Türkiye ve Cumhurbaşkanı Erdoğan’a yönelik düşmanlığıyla bilinen Alman Yeşiller Partisi’nin eski lideri Cem Özdemir, 31 Mart seçimlerine ilişkin açıklamalarda bulundu. Alman basınına verdiği röportajda Türkiye aleyhine kara propaganda faaliyeti yürüten Cem Özdemir, 24 Haziran seçimlerindeki katılım oranı ve şeffaflığın uluslararası kuruluşlarca da teyit edilmiş olmasına rağmen “Türkiye’de uzun süredir adil ve şeffaf bir seçim gerçekleştirilmediği” yalanını ortaya attı.

TM Dijital Haber Merkezi

Almanya’daki Yeşiller Partisi’nin eski lideri olan ve Türkiye düşmanlığıyla bilinen Cem Özdemir, Alman basınına verdiği röportajda, 31 Mart seçimleri üzerinden Türkiye ve Cumhurbaşkanı Recep Tayyip Erdoğan karşıtı söylemlerini sürdürdü.
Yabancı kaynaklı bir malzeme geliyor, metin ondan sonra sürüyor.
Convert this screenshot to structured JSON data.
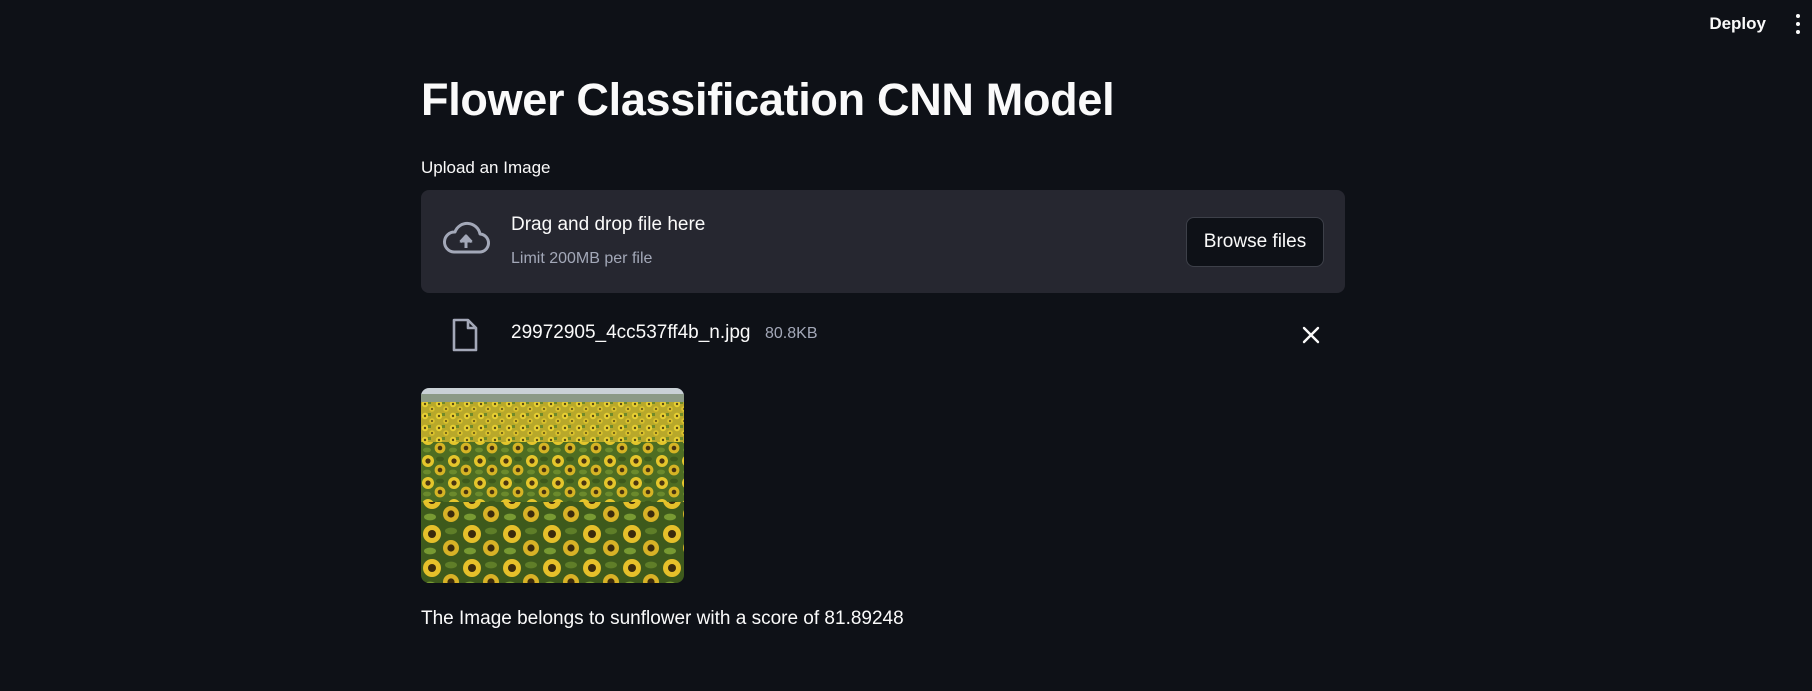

BZ Berlin’e röportaj veren Cem Özdemir, henüz üzerinden 9 ay gibi bir süre geçen ve uluslararası gözlemciler tarafından anbean takip edilerek ne şeffaflığı ne de yasalara uygunluğu tartışılmayan 24 Haziran seçimlerine rağmen, “Türkiye’de uzun süredir adil bir seçim gerçekleştirilmediği” yalanını ortaya attı.

Anketlerin İzmir’de açık ara farkla Millet İttifakı’nın adayının önde olduğunu gösterdiğini iddia eden Cem Özdemir, “Bu yüzden, Erdoğan için İzmir’de hile yapmak zor görünüyor; ama İstanbul ve Ankara gibi kıran kırana geçen yerlerde manipülasyon yapılabilir.” sözleriyle kara propaganda faaliyeti yürüttü.

Dünyanın her yerinden birçok basın mensubunun Türkiye’den anbean okuyucularıyla haber paylaşabilmeleri için her türlü imkânın ve şeffaflığın seferber edilmiş olmasına rağmen seçimleri takip etmek bahanesiyle Türkiye’de ajanlık faaliyeti yürütmeye çalışan sözde gazetecilerin sınır dışı edilmesiyle ilgili de bir karalama kampanyası yapmayı ihmal etmedi.

Yabancı gazetecilerin Türkiye’deki son gelişmeleri okuyucularına aktarmalarının engellendiği yalanına sığınan Türkiye düşmanı Cem Özdemir, “Erdoğan kendisini yeterince güçlü hissediyor. Bu yüzden de ona gerekli cevabı Berlin ve Brüksel (Avrupa Birliği) yönetimleri vermelidir.” diye konuştu.